I’ll admit it: for the past year, I had been negligent about completing my bloodwork for InsideTracker to analyze. As a full-time graduate student in Boston who was working two jobs, it was difficult for me to find the time to get myself over to the blood center in between class and work. To make matters worse, the nearest blood center in the Boston area was inaccessible via public transportation…and I don’t have a car. So, what’s a time-strapped, car-less girl to do?
I left Beantown to take a job in New York City for the summer, and I still hadn’t managed to get my blood drawn. So when the folks at InsideTracker offered to let me try the at-home testing option, I jumped at the opportunity. I signed up for the at-home option on the InsideTracker website, and, a few days later, a phlebotomist called to make an appointment with me. I was initially a little hesitant about having a stranger come to my small studio apartment and potentially spill vials of blood all over my furniture, but I decided that the convenience of the at-home option was worth the risk.

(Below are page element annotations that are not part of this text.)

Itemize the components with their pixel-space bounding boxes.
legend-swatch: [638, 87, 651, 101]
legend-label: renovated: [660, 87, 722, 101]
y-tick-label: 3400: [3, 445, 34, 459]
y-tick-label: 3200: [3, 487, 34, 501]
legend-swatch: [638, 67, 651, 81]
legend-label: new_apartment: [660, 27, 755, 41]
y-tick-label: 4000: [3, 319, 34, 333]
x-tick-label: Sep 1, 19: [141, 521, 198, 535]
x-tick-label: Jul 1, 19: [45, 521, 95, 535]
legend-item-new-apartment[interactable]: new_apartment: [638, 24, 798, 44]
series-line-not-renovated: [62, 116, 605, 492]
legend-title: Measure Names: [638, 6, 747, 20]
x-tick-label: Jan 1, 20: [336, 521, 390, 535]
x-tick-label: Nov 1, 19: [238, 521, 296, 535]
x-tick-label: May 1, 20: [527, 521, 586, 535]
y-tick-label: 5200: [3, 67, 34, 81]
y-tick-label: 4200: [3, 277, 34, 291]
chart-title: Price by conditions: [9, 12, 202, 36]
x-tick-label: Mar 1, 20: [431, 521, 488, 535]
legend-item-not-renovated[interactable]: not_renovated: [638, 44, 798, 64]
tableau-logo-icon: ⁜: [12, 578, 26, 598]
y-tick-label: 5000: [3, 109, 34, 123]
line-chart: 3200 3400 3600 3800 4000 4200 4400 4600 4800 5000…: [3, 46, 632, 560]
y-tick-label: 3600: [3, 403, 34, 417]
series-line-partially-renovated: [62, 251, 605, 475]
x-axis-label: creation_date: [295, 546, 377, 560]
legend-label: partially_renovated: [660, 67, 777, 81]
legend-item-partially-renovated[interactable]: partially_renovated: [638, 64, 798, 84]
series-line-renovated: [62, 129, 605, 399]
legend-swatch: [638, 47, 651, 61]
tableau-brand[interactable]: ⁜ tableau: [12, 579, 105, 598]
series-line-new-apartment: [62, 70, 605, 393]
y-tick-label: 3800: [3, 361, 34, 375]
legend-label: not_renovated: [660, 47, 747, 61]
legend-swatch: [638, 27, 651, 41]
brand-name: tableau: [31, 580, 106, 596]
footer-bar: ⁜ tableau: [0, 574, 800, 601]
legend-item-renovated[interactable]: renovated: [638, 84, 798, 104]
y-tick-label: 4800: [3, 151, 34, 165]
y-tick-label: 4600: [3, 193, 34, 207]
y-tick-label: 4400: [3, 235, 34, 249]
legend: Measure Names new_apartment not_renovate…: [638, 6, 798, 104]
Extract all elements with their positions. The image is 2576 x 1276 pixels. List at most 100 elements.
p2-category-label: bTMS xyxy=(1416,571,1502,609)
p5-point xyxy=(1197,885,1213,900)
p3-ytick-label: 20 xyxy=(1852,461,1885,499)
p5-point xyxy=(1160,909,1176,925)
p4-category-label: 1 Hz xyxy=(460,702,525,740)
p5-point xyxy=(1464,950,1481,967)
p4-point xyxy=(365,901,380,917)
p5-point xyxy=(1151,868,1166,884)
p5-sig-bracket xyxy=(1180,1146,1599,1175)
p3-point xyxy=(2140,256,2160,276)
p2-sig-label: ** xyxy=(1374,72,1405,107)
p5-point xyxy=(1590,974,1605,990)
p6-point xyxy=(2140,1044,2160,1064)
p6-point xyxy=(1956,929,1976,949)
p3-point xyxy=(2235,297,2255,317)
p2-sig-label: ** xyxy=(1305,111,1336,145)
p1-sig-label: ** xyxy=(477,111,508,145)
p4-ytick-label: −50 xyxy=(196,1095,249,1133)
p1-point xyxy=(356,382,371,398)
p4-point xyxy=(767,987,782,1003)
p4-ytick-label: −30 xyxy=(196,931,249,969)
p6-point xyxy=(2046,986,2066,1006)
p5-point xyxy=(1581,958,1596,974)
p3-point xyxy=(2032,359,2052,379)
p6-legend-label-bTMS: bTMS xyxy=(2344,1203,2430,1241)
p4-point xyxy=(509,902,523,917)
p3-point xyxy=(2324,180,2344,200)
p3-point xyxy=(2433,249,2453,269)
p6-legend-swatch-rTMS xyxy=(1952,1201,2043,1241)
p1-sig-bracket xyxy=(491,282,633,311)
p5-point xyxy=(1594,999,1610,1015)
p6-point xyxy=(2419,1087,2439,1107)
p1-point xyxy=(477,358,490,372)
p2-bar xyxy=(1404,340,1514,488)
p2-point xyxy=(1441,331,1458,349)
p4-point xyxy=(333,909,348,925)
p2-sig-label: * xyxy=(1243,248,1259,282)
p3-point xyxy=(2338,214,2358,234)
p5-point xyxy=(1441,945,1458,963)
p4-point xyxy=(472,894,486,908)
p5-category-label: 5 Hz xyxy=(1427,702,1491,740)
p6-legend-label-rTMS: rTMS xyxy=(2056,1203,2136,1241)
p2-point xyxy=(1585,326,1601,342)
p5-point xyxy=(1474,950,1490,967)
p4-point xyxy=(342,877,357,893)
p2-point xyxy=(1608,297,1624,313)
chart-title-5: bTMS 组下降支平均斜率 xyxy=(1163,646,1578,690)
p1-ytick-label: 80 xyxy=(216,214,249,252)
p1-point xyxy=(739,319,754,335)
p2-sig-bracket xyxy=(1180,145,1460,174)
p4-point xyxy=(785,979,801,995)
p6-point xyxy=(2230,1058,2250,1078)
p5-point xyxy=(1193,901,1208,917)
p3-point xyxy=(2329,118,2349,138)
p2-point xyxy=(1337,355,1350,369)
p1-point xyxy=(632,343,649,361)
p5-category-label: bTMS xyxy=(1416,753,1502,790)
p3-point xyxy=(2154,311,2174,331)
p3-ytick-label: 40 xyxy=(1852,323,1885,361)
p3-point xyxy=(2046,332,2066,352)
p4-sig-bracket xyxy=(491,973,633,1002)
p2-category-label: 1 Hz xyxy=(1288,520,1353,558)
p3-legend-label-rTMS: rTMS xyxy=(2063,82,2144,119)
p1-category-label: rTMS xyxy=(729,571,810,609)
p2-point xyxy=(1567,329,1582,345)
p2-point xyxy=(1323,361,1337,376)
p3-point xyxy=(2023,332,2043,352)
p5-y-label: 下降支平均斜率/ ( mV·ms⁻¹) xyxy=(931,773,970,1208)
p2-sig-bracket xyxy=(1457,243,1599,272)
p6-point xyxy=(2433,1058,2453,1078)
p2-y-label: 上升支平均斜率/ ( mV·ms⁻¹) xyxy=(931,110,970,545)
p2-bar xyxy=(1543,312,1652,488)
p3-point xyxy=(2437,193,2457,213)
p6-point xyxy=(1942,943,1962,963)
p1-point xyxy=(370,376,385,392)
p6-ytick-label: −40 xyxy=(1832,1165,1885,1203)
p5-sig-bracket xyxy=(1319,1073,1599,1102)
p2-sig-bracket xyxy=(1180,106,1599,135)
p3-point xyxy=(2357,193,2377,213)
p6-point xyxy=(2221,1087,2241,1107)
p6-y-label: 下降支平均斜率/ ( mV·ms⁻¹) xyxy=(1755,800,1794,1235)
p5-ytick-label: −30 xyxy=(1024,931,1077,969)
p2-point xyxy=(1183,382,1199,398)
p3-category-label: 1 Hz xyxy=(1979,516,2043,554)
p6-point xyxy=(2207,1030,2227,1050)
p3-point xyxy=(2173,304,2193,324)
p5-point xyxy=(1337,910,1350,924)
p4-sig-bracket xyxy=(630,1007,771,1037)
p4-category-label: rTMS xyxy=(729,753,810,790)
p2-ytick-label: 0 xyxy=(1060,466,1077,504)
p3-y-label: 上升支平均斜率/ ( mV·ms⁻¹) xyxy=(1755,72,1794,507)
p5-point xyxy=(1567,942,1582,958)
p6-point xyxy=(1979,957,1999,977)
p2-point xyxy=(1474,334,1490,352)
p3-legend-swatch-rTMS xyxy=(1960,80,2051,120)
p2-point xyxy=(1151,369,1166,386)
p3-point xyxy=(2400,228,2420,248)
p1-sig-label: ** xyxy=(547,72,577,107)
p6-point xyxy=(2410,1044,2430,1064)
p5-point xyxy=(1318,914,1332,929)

The phlebotomist agreed to come to my apartment before work at 7am. He arrived right on time, which scored him some punctuality points. I was happily surprised to see that he was only carrying a backpack—for some reason, I was under the mistaken impression that he would come bearing an entire laboratory’s-worth of materials. I cleared some space on my desk, and signed a consent form. Less than ten minutes later, I had filled five vials with my blood, and he was gone. Here’s what surprised me the most about my at-home testing experience:The entire process—from filling out the paperwork to getting my blood drawn—took just 15 minutes! I ended up being really early for work that day. Even though the phlebotomist drew my blood at home and not in a designated testing/medical center, the procedure was completely sanitary. The phlebotomist wore gloves, had a box full of individually-wrapped, sterile needles, and carefully cleaned my arm with alcohol. My phlebotomist was exceptionally skilled. I typically have a difficult time with blood tests because I have unusually small veins, but he was able to fill all the necessary vials of blood in one shot—which occurs far less often than I would like! Even though I was alone in my apartment with a stranger, I didn’t feel uneasy the experience. The phlebotomist was very professional, and left quickly when he was finished.
The phlebotomist sent the vials of my blood off to the lab for testing, and within a few days, I received an email from InsideTracker notifying me that my results were ready. Since I broke my foot two months ago and have been replacing healthy food and exercise with chocolate and marathon television watching, I had been bracing myself for bad news. Instead, I was a little surprised by what I discovered.
It turns out that I have elevated levels of vitamin B12. This vitamin aids with brain and nervous system function and with the formation of blood, but getting too much of vitamin B12 can cause headaches, impaired immune response, and rashes. Before getting my blood tested, I wasn’t particularly concerned about this biomarker, but my results caused me to stop and think. When I looked at the food recommendations section for B12, I noticed that InsideTracker advised me to eat fewer nutrition bars. That was it! Instead of dragging my broken foot to the supermarket and buying unprocessed food, I had been dutifully (and lazily) eating a nutrition bar every day for breakfast. So, it turns out that not only are nutrition bars a much more expensive breakfast option than oatmeal or fruit, some brands also contain large amounts of vitamin B12! After getting these results, I’m definitely going to make an effort to head to the grocery store instead of the office vending machine.
More surprisingly, my white blood cell count is high, which indicates that I have a significant amount of inflammation in my body. Having a healthy white blood cell count is important for maintaining bone strength, sufficient zinc levels, and longevity. Prior to my InsideTracker analysis, I had never even thought about my white blood cell count, but I’m definitely glad that I have the knowledge to do something about it. The recommendations on my bloodwork page provide very helpful food and exercise suggestions to lower my white blood cell count. I’m looking forward to eating more antioxidant-rich foods like berries—which are in season right now!
My overall at-home testing experience was overwhelmingly positive. Not only was it incredibly quick and convenient, but I also learned some surprising things about what’s going on inside my body that I would not have known without the test. I encourage anyone who is strapped for time to check it out!